An Arizona-based compounding pharmacy has filed what it calls a landmark antitrust lawsuit accusing Eli Lilly & Co. and Novo Nordisk of using their dominance in the weight-loss and diabetes drug market to suppress competition, including through allegedly unlawful exclusivity agreements with major telehealth providers.
Strive Compounding Pharmacy alleges in a complaint filed Wednesday in Texas federal court that the two pharmaceutical giants coordinated to restrict access to compounded glucagon-like peptide-1 medications, commonly known as GLP-1 drugs, in order to protect sales of their branded products and preserve billions of dollars in revenue.
According to the lawsuit, Eli Lilly controls roughly 55 percent of the U.S. GLP-1 market, while Novo Nordisk holds about 35 percent. Compounding pharmacies collectively account for the remaining share, Strive claims.
The complaint says compounding pharmacies began producing customized GLP-1 medications when branded versions were placed on the U.S. Food and Drug Administration’s drug shortage list. Strive alleges it manufactures physician-prescribed, patient-specific compounded GLP-1 treatments at substantially lower prices than the defendants’ branded drugs.
In response to that competition, Strive claims, Lilly and Novo launched their own direct-to-consumer online pharmacies and heavily discounted prescriptions to draw patients away from compounders. The lawsuit alleges the companies then went further by entering into exclusive arrangements with telehealth providers, including Teladoc, Ro, and LifeMD, preventing clinicians affiliated with those platforms from prescribing compounded GLP-1 medications.
“Prescriptions are the lifeblood of compounding pharmacies,” the complaint states, adding that without access to prescribing channels, compounders cannot remain viable competitors.
Strive further alleges the exclusivity agreements limited physician discretion and patient choice, steering patients toward higher-priced branded medications even when compounded alternatives might be clinically appropriate.

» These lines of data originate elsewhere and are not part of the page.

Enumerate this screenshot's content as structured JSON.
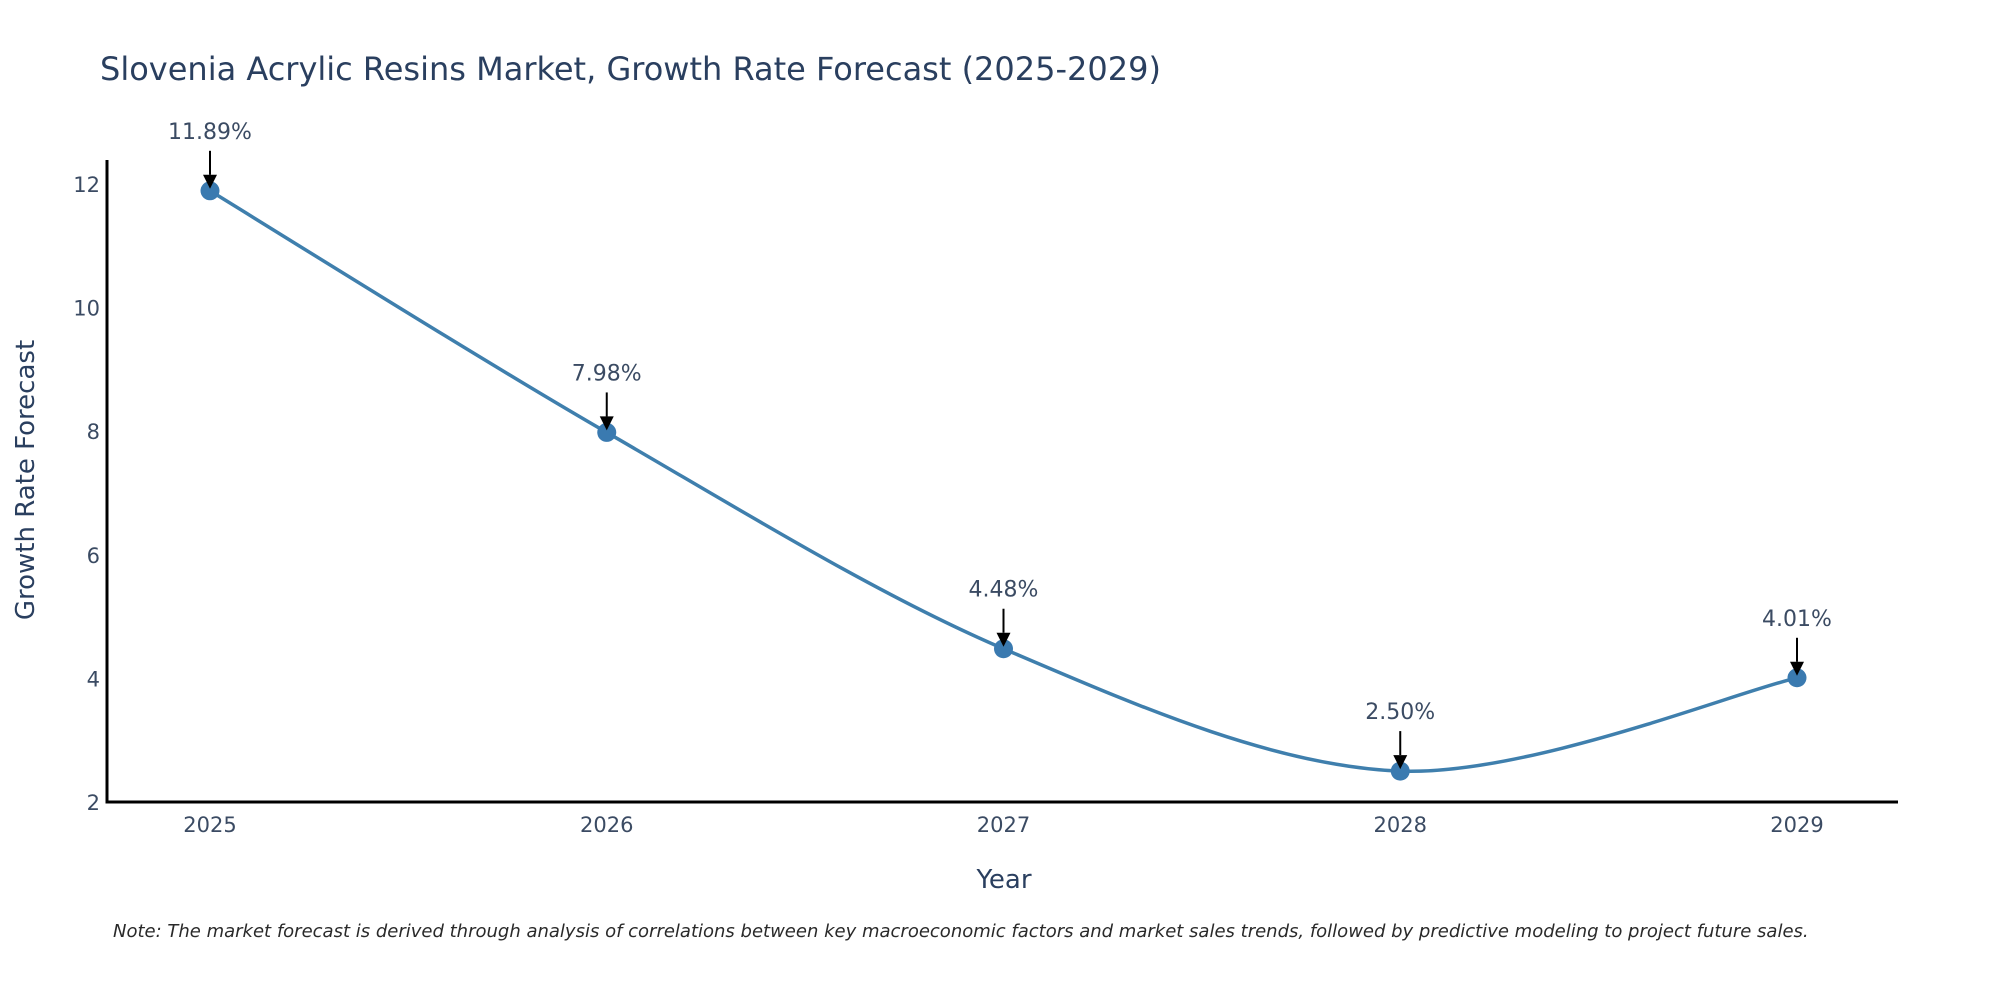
{
  "chart_data": {
    "type": "line",
    "title": "Slovenia Acrylic Resins Market, Growth Rate Forecast (2025-2029)",
    "xlabel": "Year",
    "ylabel": "Growth Rate Forecast",
    "categories": [
      "2025",
      "2026",
      "2027",
      "2028",
      "2029"
    ],
    "values": [
      11.89,
      7.98,
      4.48,
      2.5,
      4.01
    ],
    "data_labels": [
      "11.89%",
      "7.98%",
      "4.48%",
      "2.50%",
      "4.01%"
    ],
    "ylim": [
      2,
      12.4
    ],
    "yticks": [
      2,
      4,
      6,
      8,
      10,
      12
    ],
    "line_color": "#3f7fad",
    "marker_color": "#3a7ab0",
    "grid": false,
    "line_shape": "spline"
  },
  "note": "Note: The market forecast is derived through analysis of correlations between key macroeconomic factors and market sales trends, followed by predictive modeling to project future sales."
}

The pharmacy also accuses Eli Lilly of publicly disparaging compounded GLP-1 products by suggesting they are inherently illegal, despite federal law expressly allowing compounding under certain circumstances.
According to the complaint, the alleged conduct has reduced competition, restricted access to personalized medications, and forced patients to pay inflated prices for GLP-1 treatments.
Strive asserts claims for monopolization and restraint of trade under the Sherman Act and seeks injunctive relief, treble damages, attorneys’ fees, and costs.
“This case is about protecting the right of patients to receive the medication their doctors prescribe without interference from monopolistic practices,” Strive co-founder and CEO Nate Hill said in a statement. He added that fair competition is essential to maintaining access and affordability in the pharmaceutical market.
Novo Nordisk rejected the allegations, saying the claims are meritless and that the company will defend itself. Eli Lilly similarly denied the accusations, calling the lawsuit an attempt to distract from Strive’s own conduct. Lilly pointed to prior litigation in which regulators and courts found certain marketing claims about compounded GLP-1 products to be misleading.
The antitrust suit comes amid broader litigation surrounding GLP-1 medications. Both drugmakers face a multidistrict litigation in Pennsylvania federal court involving claims that they failed to adequately warn patients about gastrointestinal side effects. At the same time, Lilly and Novo have pursued legal actions against multiple compounding pharmacies, alleging the sale of unauthorized copycat drugs.
Investor lawsuits have also emerged as volatility surrounding GLP-1 shortages and pricing has affected company valuations and market expectations.
Strive is represented by counsel from BakerHostetler and Prichard Oliver Montpas. Counsel for Eli Lilly and Novo Nordisk has not yet been identified.
The case is Strive Specialties Inc. v. Eli Lilly & Co. et al., case number 5:26-cv-00155, in the U.S. District Court for the Western District of Texas.